Power is both the blessing and the curse of diesel engines, which is where retarders, more commonly known as engine brakes, come into play. Pacbrake explains that since diesel engines lack a retarding effect when the throttle is in the off position, truck brakes have to work extra hard to slow down and stop a vehicle. Add a 6%- to 8%-grade hill to the equation and the result could be overheated brakes or brake fading.
Engine brakes turn diesels into air compressors so they absorb energy instead of produce it. According to Pacbrake, this creates a retarding effect that slows down the engine and the vehicle quickly.
In addition to the safety benefit inherent in slowing down an 80,000-lb. tractor-trailer more quickly, engine brakes can save money by reducing brake wear. Regular use of an engine brake, Pacbrake says, can extend the life of a truck's service brakes by a factor of five. Considering that it can cost $300 to $1,500 to reline the brakes, depending on what components need replacing, engine brakes can save $1,500 to $7,500 annually on brake repairs for the tractor alone.

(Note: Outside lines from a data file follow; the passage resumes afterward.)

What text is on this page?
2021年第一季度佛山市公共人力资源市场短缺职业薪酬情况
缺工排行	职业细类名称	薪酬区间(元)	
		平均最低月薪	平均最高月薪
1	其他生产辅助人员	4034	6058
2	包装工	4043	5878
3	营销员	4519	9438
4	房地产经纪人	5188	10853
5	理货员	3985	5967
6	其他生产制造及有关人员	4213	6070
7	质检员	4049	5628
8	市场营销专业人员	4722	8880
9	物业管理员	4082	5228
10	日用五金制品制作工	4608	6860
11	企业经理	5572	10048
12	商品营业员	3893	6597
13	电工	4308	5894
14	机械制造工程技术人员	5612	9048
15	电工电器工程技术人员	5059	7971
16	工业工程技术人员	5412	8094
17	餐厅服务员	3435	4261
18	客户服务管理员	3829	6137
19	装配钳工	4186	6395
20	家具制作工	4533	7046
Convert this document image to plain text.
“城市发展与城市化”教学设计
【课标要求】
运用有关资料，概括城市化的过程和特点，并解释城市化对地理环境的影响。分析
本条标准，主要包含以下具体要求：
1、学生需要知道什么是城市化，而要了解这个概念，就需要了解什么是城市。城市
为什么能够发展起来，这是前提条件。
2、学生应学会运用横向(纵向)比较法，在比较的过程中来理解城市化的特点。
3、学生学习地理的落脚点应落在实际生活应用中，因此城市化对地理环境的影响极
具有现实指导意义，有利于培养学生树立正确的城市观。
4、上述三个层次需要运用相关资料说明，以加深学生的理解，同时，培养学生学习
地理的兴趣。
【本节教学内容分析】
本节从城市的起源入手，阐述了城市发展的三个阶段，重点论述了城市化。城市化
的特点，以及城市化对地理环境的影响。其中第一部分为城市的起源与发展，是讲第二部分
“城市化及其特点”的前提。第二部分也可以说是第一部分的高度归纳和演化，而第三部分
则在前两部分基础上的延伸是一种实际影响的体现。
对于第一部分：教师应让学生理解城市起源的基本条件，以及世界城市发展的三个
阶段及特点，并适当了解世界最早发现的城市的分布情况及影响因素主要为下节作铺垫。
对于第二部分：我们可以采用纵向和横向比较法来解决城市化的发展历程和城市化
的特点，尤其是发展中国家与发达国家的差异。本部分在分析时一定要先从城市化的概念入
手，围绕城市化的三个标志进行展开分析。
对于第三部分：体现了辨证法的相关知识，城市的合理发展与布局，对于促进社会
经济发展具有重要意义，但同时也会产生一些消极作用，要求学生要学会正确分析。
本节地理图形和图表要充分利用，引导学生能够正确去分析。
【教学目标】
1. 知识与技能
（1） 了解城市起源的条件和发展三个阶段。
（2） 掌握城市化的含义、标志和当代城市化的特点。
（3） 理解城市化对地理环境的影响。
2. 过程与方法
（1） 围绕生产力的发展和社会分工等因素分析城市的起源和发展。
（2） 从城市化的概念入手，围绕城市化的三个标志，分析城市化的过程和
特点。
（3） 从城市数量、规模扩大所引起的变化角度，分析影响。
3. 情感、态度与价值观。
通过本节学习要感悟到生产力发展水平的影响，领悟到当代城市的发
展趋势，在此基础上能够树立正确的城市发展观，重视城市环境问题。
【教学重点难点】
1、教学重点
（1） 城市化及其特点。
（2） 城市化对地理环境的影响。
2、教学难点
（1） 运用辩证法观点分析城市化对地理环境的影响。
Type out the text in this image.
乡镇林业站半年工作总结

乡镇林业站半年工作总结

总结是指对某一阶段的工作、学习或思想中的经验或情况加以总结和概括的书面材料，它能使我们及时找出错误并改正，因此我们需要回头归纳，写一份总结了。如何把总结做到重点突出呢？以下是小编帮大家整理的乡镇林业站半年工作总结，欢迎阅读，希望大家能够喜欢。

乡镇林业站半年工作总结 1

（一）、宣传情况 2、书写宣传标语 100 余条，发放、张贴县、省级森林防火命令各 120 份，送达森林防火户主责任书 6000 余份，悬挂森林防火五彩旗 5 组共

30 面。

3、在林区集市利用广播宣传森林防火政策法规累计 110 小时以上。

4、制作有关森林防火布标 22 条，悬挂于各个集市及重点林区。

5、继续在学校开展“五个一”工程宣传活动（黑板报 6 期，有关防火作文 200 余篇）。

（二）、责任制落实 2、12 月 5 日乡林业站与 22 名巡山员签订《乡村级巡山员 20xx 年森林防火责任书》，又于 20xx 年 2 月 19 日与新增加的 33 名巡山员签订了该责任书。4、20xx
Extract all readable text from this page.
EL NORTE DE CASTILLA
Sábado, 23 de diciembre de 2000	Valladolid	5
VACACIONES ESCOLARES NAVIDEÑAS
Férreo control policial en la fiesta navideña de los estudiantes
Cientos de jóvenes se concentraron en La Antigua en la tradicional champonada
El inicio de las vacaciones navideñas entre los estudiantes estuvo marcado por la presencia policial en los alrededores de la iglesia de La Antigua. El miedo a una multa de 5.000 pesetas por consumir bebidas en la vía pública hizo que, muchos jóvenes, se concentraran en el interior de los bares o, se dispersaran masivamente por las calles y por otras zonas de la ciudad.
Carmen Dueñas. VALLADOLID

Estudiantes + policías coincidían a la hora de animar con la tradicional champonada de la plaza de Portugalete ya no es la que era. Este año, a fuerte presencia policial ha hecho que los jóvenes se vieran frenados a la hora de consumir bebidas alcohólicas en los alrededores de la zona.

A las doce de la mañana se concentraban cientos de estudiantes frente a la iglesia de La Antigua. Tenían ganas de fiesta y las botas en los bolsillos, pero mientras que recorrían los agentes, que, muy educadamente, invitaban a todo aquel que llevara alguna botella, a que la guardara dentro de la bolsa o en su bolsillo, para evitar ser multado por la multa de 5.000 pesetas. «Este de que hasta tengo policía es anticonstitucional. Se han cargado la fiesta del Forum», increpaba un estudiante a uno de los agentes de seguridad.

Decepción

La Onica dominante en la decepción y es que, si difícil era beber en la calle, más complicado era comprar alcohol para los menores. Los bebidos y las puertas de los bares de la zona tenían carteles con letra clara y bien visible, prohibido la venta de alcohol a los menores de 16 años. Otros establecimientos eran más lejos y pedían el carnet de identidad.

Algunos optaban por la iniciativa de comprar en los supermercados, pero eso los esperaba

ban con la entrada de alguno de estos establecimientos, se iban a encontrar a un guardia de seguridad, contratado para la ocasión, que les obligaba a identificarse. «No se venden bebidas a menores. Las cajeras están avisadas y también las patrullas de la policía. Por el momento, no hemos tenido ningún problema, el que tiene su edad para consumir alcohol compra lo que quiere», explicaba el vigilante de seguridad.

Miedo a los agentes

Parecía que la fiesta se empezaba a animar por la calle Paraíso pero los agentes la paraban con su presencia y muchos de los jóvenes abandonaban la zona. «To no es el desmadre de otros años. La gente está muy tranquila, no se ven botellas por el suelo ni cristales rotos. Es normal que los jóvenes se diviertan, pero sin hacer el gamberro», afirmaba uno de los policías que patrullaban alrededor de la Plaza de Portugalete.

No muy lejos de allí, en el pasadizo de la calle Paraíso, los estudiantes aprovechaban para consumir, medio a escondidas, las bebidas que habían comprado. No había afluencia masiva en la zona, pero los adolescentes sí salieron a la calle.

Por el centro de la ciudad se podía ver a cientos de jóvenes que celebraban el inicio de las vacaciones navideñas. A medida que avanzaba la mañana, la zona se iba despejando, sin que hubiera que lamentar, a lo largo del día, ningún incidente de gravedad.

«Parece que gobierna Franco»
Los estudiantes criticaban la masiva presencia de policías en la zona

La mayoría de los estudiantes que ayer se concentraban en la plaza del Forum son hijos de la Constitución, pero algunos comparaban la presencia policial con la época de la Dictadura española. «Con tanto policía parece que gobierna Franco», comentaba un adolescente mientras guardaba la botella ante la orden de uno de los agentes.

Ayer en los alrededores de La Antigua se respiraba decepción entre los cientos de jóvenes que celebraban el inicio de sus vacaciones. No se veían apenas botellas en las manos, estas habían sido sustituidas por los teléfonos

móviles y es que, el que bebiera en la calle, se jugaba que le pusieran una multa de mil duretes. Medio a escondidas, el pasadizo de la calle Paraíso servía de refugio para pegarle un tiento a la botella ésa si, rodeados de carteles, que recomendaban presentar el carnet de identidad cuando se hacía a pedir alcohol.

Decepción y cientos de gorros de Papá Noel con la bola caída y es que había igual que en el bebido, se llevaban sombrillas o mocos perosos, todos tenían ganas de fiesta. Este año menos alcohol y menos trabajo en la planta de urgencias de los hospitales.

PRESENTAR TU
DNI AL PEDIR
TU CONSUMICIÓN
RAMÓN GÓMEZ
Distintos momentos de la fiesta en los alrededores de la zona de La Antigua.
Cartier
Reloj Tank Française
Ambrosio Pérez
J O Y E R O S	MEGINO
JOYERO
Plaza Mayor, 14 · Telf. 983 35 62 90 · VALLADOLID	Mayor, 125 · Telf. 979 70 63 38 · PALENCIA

There are two forms of engine brakes: compression release brakes and exhaust brakes. Though both retard the engine, they do so in very different ways. According to Jacobs Vehicle Systems, a compression brake works via a set of cast iron housings attached to the cylinder head of a diesel engine that hydraulically open the exhaust valve near the end of the upward piston stroke. It also restricts fuel to the injector at the same time. (Truckers often refer to engine brakes as Jake brakes, a copyrighted name that encompasses all of Jacob's engine brake products.)
Energy stored in the cylinder is released to the atmosphere so that when the piston descends on what would normally be the power stroke, no pressure remains in the cylinder to act on the piston. Thus, the engine's energy is transferred from the driving wheels out the exhaust pipe, slowing both the engine and vehicle, Jacobs explains.
Compression brakes also create more noise, a kind of “staccato” or machine-gun sound, causing many communities to restrict or ban their use. Jacobs points out, however, that the brakes do meet the federal requirement that trucks emit less than 80 dB of noise at a range of 50 ft. Many of the complaints are undoubtedly from people who are unaware of the safety benefits the brakes provide.
Exhaust engine brakes function by holding the compression in the engine instead of releasing it. They are typically located on the outlet side of the turbocharger, so instead of making it hard for the engine to intake air, it must work harder to exhaust air. With exhaust gases trapped behind the exhaust brake, the piston meets resistance as it tries to push the gases past the brake. When the engine piston meets this resistance it absorbs energy, resulting in rapid deceleration, explains Pacbrake.
Compared to their compression-brake counterparts, exhaust brakes do not create noise. But they do require the engine to have a high threshold for exhaust backpressure in order to work. So while exhaust brakes can be used on almost all light- and medium-size diesel engines, heavy-duty diesels with 10-liter displacements and higher require compression brakes. Compression brakes also provide twice the retarding power of exhaust brakes, making them the engine brake of choice for heavy Class 8 vehicles.
However, Smartbrake points out that the backpressure threshold on some heavy-duty engines is high enough to let an exhaust brake function properly. Cummins' N-11 engine, for example, has a maximum backpressure of 65 psi, which is perfect for an exhaust brake.
The real issue is noise, although Jacobs believes that the excess noise people complain about is often a result of unmuffled or poorly muffled exhaust pipes. Some companies believe that increasing the exhaust valve ring size in heavy-duty diesels could eliminate the need for compression brakes, thus eliminating the noise issue.
In addition, Pacbrake points out that a big part of the noise problem is generated by a small number of Class 8 drivers who use their engine brakes in the city for regular braking, rather than limiting their use to long, steep slopes. So a third option, according to Pacbrake, would be to equip vehicles with both compression and exhaust brakes — one for highway use and one for city use. Cost is the major drawback to this solution. But as more communities restrict the use compression-style engine brakes, interest in dual retarder technologies under the hood may increase.